Endometriosis is the most common disease in women of childbearing age, in which particles of the uterine lining called the endometrium are located outside the uterine cavity. Their location is very diverse, and they can be on the peritoneum, ovaries, the septum between the vagina and rectum, and uterine wall (adenomyosis); they can be practically anywhere except the heart muscle and spleen.
The most easily recognized endometriosis is on the peritoneum. The bearings can reach several millimeters. The appearance of foci develops from microscopic foci invisible to the naked eye to red foci, which undergo the same hormonal cycle as the uterine mucosa. The deposits separate during menstruation, and they gradually turn blue, which heals with a scar and finally has a white color.
Endometriosis on the ovaries can occur in up to several centimeters of cysts, which have a brownish content, so they are called chocolate cysts. At the septum between the vagina and rectum, endometriosis occurs in the form of fibrous nodules, which cause persistent pain. Endometriosis in the uterine muscle often co-occurs with uterine fibroids and manifests as a painfully enlarged uterus and other typical symptoms of endometriosis.
SYMPTOMS
The most common symptoms of endometriosis are pelvic pain, pain during sexual intercourse (dyspareunia), and painful menstruation. The pain is caused by adhesions and irritation of the nerve endings by substances that release endometriotic foci. Endometriosis is widespread in infertile women. About 50% of infertile women have endometriosis, and about 50% of endometriosis women are bare. The cause of infertility is extensive adhesions that prevent the egg from coming loose, prevent the fallopian tubes from moving, or they can close the fallopian tube completely.
Endometriosis can cause an ectopic pregnancy when the egg settles on the uterine lining in the fallopian tube or ovary. Endometriosis in the uterine wall can affect labor and cause placental dysfunction after delivery.
CAUSES
The onset of endometriosis is not yet fully understood. The oldest implantation theory is based on reverse menstruation. During menstruation, the blood is flushed out through the vagina, but at the same time, the particles of the uterine lining can get into the fallopian tubes in the abdomen, where they nest. This theory is supported by the fact that endometriosis mainly affects women who have heavy and frequent menstruation that lasts longer than seven days. It also often occurs in girls who have no or limited ability to drain menstrual blood.

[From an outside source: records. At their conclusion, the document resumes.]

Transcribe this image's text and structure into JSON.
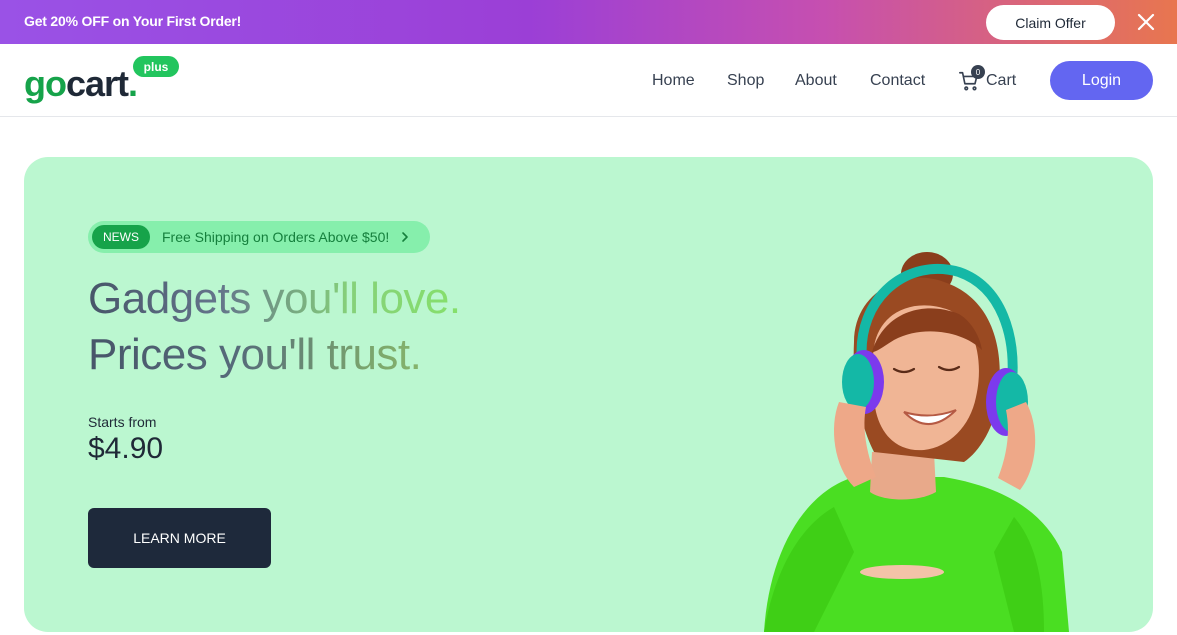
{
  "promo": {
    "text": "Get 20% OFF on Your First Order!",
    "claim_label": "Claim Offer",
    "close_icon": "close-icon"
  },
  "header": {
    "logo": {
      "go": "go",
      "cart": "cart",
      "dot": ".",
      "badge": "plus"
    },
    "nav": [
      {
        "label": "Home"
      },
      {
        "label": "Shop"
      },
      {
        "label": "About"
      },
      {
        "label": "Contact"
      }
    ],
    "cart": {
      "label": "Cart",
      "count": "0",
      "icon": "cart-icon"
    },
    "login_label": "Login"
  },
  "hero": {
    "news_tag": "NEWS",
    "news_text": "Free Shipping on Orders Above $50!",
    "headline_line1": "Gadgets you'll love.",
    "headline_line2": "Prices you'll trust.",
    "starts_label": "Starts from",
    "price": "$4.90",
    "cta_label": "LEARN MORE",
    "image": "woman-with-headphones-image"
  },
  "colors": {
    "brand_green": "#16a34a",
    "accent_indigo": "#6366f1",
    "hero_bg": "#bbf7d0",
    "cta_dark": "#1e293b"
  }
}
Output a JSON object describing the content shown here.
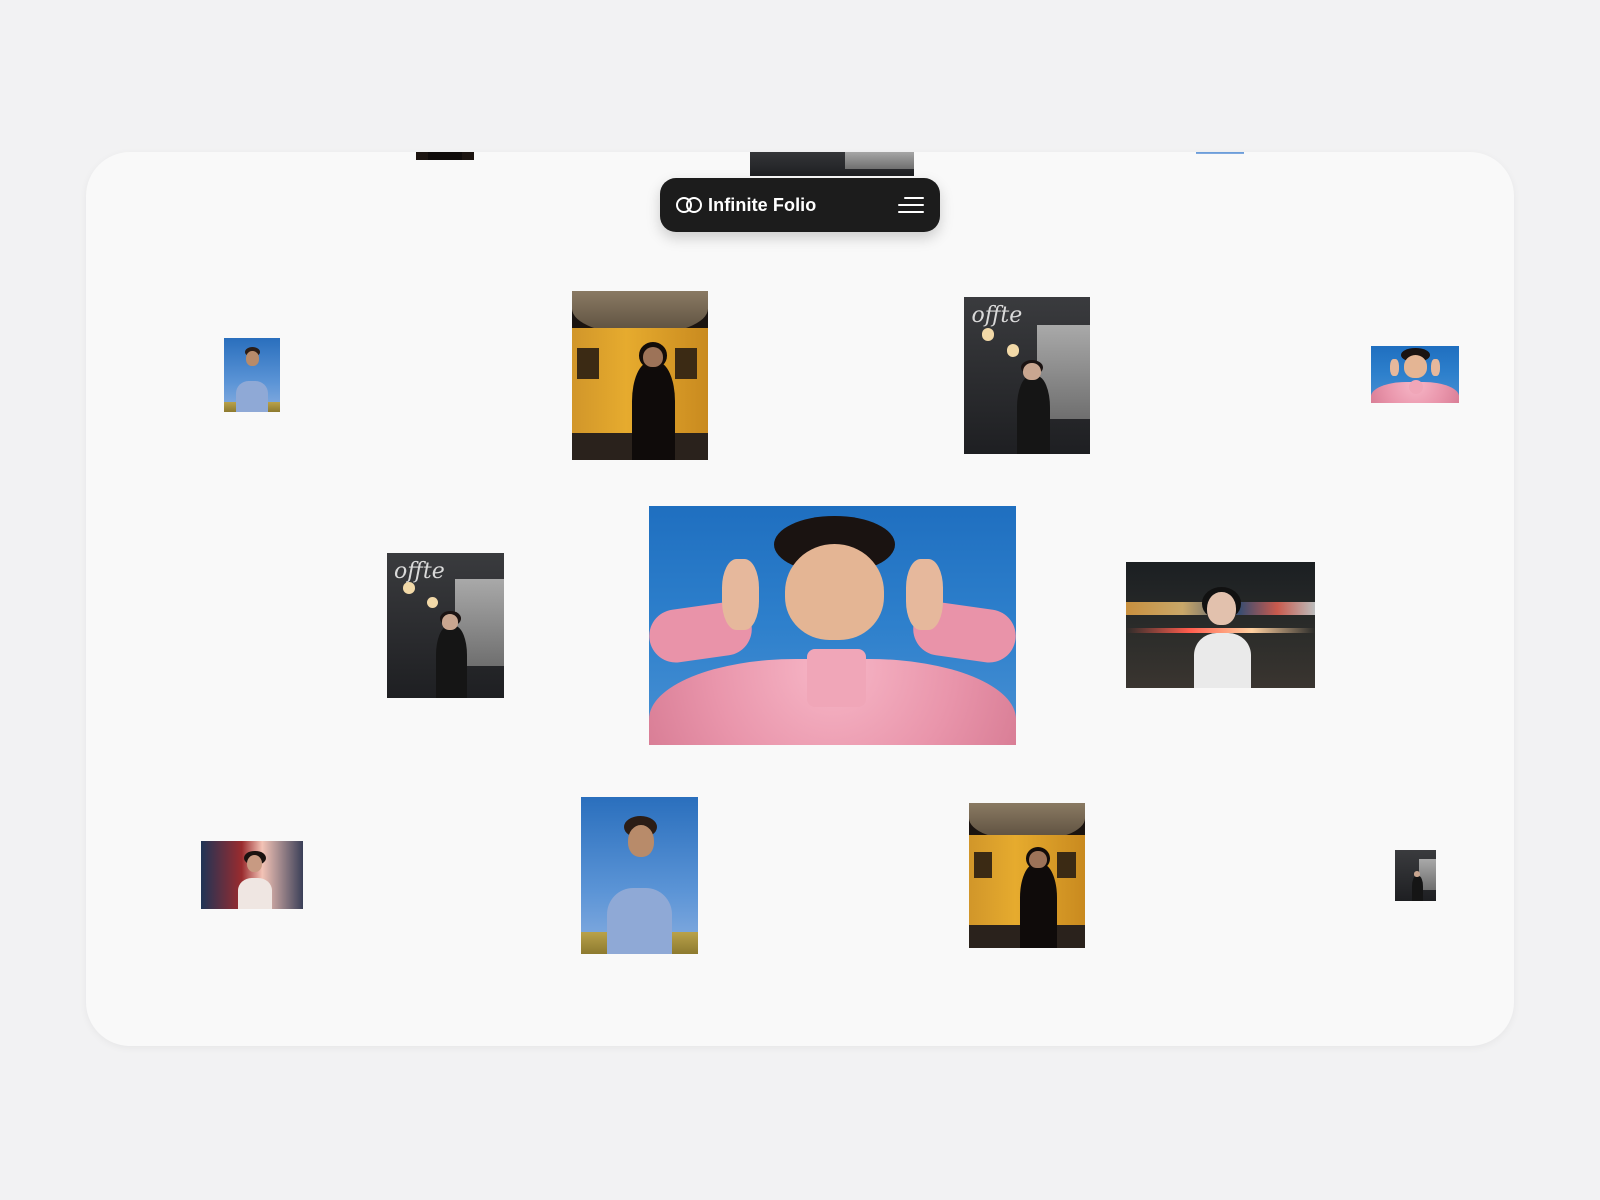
{
  "header": {
    "brand_name": "Infinite Folio",
    "logo_icon": "infinity-icon",
    "menu_icon": "hamburger-menu-icon"
  },
  "gallery": {
    "photos": [
      {
        "subject": "man-sky"
      },
      {
        "subject": "woman-train"
      },
      {
        "subject": "woman-cafe"
      },
      {
        "subject": "woman-pink-sky"
      },
      {
        "subject": "woman-night-street"
      },
      {
        "subject": "woman-motion-blur"
      }
    ],
    "cafe_sign": "offte"
  }
}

Another theory is the so-called metaplastic theory. The development of endometriosis is explained by the transformation of peritoneal cells into uterine lining cells in the field of recurrent pelvic inflammation or high levels of estrogens in a woman’s blood. Immunological theory suggests that women with reduced immunity or produce antibodies to the endometrium have endometriosis. Several factors contribute to the development of endometriosis – immunological, hormonal, and genetic.
DIAGNOSIS
The diagnosis of endometriosis is based on a carefully taken history and gynecological examination, which may not show any abnormality in milder forms. Ultrasound examination may reveal cystic structures in the ovaries. It is also advisable to take blood samples and determine the level of the tumor marker CA 125, elevated in endometriosis. Laparoscopy or hysteroscopy is required to confirm the diagnosis definitively. Laparoscopy is currently the most widely used method in the surgical field. With the help of laparoscopy, can image all organs of the pelvis and abdominal cavity can image all organs of the pelvis, and abdominal cavity and the necessary surgery can be performed simultaneously. Hysteroscopy allows the gynecologist to examine the cervix and cavity of the uterus, identify fibroids, polyps, developmental defects of the uterus, and uterine adhesions, and take a sample of the mucosa for microscopic examination.
THERAPY
The treatment of endometriosis is individual, depending on whether the woman is planning a pregnancy or a woman who is not planning to become pregnant and needs to be treated for pelvic pain. There are two primary treatment options – hormonal and surgical. The basic principle of hormonal treatment is to affect the patient’s natural hormonal axis. The woman is given hormones that block the release of hormones from the cerebral cortex, thus not releasing the ovarian hormones (Estrogens). There is no cyclical transformation of the uterine mucosa.